El displacer no es solo suyo

EL PLACER ES MÍO
(2024; dir. Sacha Amaral)

El título del primer largometraje como director de Sacha Amaral (realizador y docente brasileño radicado en Argentina) puede llevar a pensar en el placer o el erotismo como motor en la vida de Antonio, su joven protagonista. En realidad, lo que el joven hace todo el tiempo es zafar con pequeños engaños, sobrevivir en medio de amistades fluctuantes, conseguir dinero siendo dealer, cadete o robando a su madre o a quien sea, como si se tratara de una reversión de Alias Gardelito (1961, Lautaro Murúa), si bien Antonio no pretende triunfar imitando a Gardel, aunque canturrea uno que otro tango. Hay algo displacentero en su día a día, en los ambientes en los que se mueve e incluso en quienes circunstancialmente lo acompañan; de hecho, alguien le dice que no se imagina haciéndolo sufrir porque “ya parecés sufrido”. En todo caso, el adjetivo posesivo del título se ajusta más a lo que el film desarrolla: una suerte de egoísmo o individualismo tal vez inevitable por las circunstancias, sin cálculos, con el rencor, el capricho y la testadurez aflorando.
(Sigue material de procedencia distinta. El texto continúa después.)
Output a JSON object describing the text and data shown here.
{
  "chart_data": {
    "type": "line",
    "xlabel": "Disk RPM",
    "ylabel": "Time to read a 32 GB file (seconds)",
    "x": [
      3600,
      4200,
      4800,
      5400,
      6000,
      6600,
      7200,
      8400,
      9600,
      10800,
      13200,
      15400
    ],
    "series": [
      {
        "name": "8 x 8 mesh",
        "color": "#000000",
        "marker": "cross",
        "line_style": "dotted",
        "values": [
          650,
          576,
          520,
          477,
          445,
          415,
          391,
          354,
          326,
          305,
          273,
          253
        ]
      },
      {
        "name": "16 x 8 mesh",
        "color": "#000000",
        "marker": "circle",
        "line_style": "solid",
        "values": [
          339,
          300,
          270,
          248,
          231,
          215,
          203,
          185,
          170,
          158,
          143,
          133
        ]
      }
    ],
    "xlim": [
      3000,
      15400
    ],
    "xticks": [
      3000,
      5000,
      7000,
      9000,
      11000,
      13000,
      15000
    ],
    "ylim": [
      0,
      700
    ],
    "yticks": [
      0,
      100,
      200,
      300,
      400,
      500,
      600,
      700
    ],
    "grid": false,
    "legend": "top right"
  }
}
Su madre, la pareja de ésta y algunos amantes ocasionales de Antonio, de diferentes edades, son vestigios de una sociedad deteriorada, en la que cada uno se salva como puede. Los trabajos son informales y la estabilidad emocional esquiva: apenas en esos rasgos se percibe algo de la Argentina actual (el cine argentino sigue mostrándose huidizo para abordar frontalmente la conflictiva etapa que estamos atravesando). La sexualidad libre, desapegada, es otro rasgo de época, junto con hábitos como los mensajes de audio de whatsapp que terminan resultando breves confesiones.
Amaral ha sabido delinear con trazos atractivos al personaje de Antonio, quien puede detenerse a manipular un pequeño juguete que parece conducirlo a su niñez y, al mismo tiempo, razonar o responder como adulto, enfrentando sin temores a los demás. Las miradas, los tonos de voz y la figura frágil pero desinhibida del joven actor Max Suen ayudan a darle carnadura (convicción que flaquea solo en un par de escenas de llanto, lo mismo que ocurre con Katja Alemann, que interpreta a la madre).
Por momentos, El placer es mío confía demasiado en las conversaciones, desprendiendo de las mismas algunas reflexiones demasiado acabadas. Tal vez por eso la película consigue despabilarse un poco al mostrar, por momentos, a Antonio solo, en algún parque de noche, y al darle espacio a unos nenes inquietos y avispados. Lo contrario ocurre al mostrar a los personajes hablándose sin dejar de mirarse a los ojos o (una y otra vez) durmiendo profundamente, favoreciendo la facilidad de Antonio para ponerse a hurgar muebles sin riesgos.
Lo mejor está en la atmósfera: desde el paso del botellero o la flauta del afilador que se oyen distraídamente hasta un patio baldeándose con agua jabonosa, la preparación de tortas caseras y sencillos ventiladores renovando el aire de esos ambientes húmedos, todo transmite estados de ánimo que hablan de barrio y pesadumbre, sin tocar la sordidez.